Since 1 July 2013, GVB Veren (veren meaning ferries) has been operating ferry services crossing both the IJ and the North Sea Canal on behalf of the City of Amsterdam. Most of these ferries offer free rides for pedestrians and cyclists. Within the City of Amsterdam, there are seven ferry routes across the IJ, two of which operate overnight. Outside of Amsterdam, the GVB operates three ferry routes across the North Sea Canal at Zaandam, Velsen and Assendelft. The GVB has 19 ferry boats servicing these routes, and is replacing diesel-powered ferries with electrically-operated vessels. The ferries have a maximum speed of 19 kph.

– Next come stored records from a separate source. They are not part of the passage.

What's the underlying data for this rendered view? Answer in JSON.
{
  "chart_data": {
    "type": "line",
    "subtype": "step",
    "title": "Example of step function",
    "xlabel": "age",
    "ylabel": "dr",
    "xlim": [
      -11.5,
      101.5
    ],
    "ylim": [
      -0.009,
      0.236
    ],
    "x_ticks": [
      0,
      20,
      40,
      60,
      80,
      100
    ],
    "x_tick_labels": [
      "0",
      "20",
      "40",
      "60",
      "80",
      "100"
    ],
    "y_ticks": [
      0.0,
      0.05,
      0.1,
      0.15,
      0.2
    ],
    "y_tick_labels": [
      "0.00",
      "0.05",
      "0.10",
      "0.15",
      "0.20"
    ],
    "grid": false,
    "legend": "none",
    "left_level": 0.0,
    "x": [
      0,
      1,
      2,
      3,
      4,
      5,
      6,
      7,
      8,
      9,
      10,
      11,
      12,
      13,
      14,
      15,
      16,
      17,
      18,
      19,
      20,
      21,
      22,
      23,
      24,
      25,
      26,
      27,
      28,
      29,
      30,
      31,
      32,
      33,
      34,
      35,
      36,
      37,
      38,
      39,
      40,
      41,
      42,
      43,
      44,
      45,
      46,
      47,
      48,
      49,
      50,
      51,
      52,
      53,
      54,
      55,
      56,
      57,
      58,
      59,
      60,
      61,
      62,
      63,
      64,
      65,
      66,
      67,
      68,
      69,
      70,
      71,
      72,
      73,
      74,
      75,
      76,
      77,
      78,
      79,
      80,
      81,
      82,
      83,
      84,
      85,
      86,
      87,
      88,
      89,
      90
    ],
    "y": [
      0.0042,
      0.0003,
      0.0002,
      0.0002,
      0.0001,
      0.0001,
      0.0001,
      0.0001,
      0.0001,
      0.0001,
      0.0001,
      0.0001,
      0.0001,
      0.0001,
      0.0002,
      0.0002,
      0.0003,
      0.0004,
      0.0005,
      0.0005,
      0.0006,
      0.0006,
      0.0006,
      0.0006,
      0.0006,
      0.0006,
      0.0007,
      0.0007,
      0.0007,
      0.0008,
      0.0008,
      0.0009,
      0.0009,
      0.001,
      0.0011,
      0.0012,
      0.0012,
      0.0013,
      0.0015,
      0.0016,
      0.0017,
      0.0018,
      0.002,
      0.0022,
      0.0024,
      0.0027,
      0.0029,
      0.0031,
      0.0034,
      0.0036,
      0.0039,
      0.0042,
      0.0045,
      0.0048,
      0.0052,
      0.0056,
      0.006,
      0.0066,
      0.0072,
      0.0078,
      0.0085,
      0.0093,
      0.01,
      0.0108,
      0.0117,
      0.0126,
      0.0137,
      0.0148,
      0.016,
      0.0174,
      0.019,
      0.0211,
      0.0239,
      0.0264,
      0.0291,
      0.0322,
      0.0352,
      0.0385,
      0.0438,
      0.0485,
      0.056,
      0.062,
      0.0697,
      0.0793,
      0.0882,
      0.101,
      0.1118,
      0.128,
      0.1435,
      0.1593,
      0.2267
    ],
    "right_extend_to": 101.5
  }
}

Ferry routes crossing the IJ are:
- F1: Azartplein to Zamenhofstraat
- F2: Central Station to IJplein
- F3: Central Station to Buiksloterweg (24/7 with a 12-minute frequency between 12:00am and 6:24am)
- F4: Central Station to NDSM
- F5: Central Station to NDSM via Pontsteiger
- F6: Pontsteiger to Distelweg
- F7: Pontsteiger to NDSM
- F9: Zeeburgereiland to Sporenburg

Ferry routes crossing the North Sea Canal are:
- F20 Hempontplein to Zaandam
- F21 Spaarndam to Assendelft (24/7)
- F22 Velsen Zuid to Velsen Noord (24/7)

==Ticketing ==
The Amsterdam public transport network falls under the National Tariff System of the Netherlands and the GVB has a few of its own tickets, notably the 24-, 48- and 72- hour tickets. The electronic OV-chipkaart has been the only ticketing system valid in the Amsterdam metro since the summer of 2009, and in the rest of the network (tram, bus) since June 2010. In July of 2026, the GVB announced it has been testing a hands-free system that allows passengers to check in without scanning a phone or card. Most trams carry conductors, but as they no longer stamp passengers' strippenkaarten their role has been deskilled; it now consists in ensuring security along with selling the occasional OV-chipkaart and optionally announcing the stops.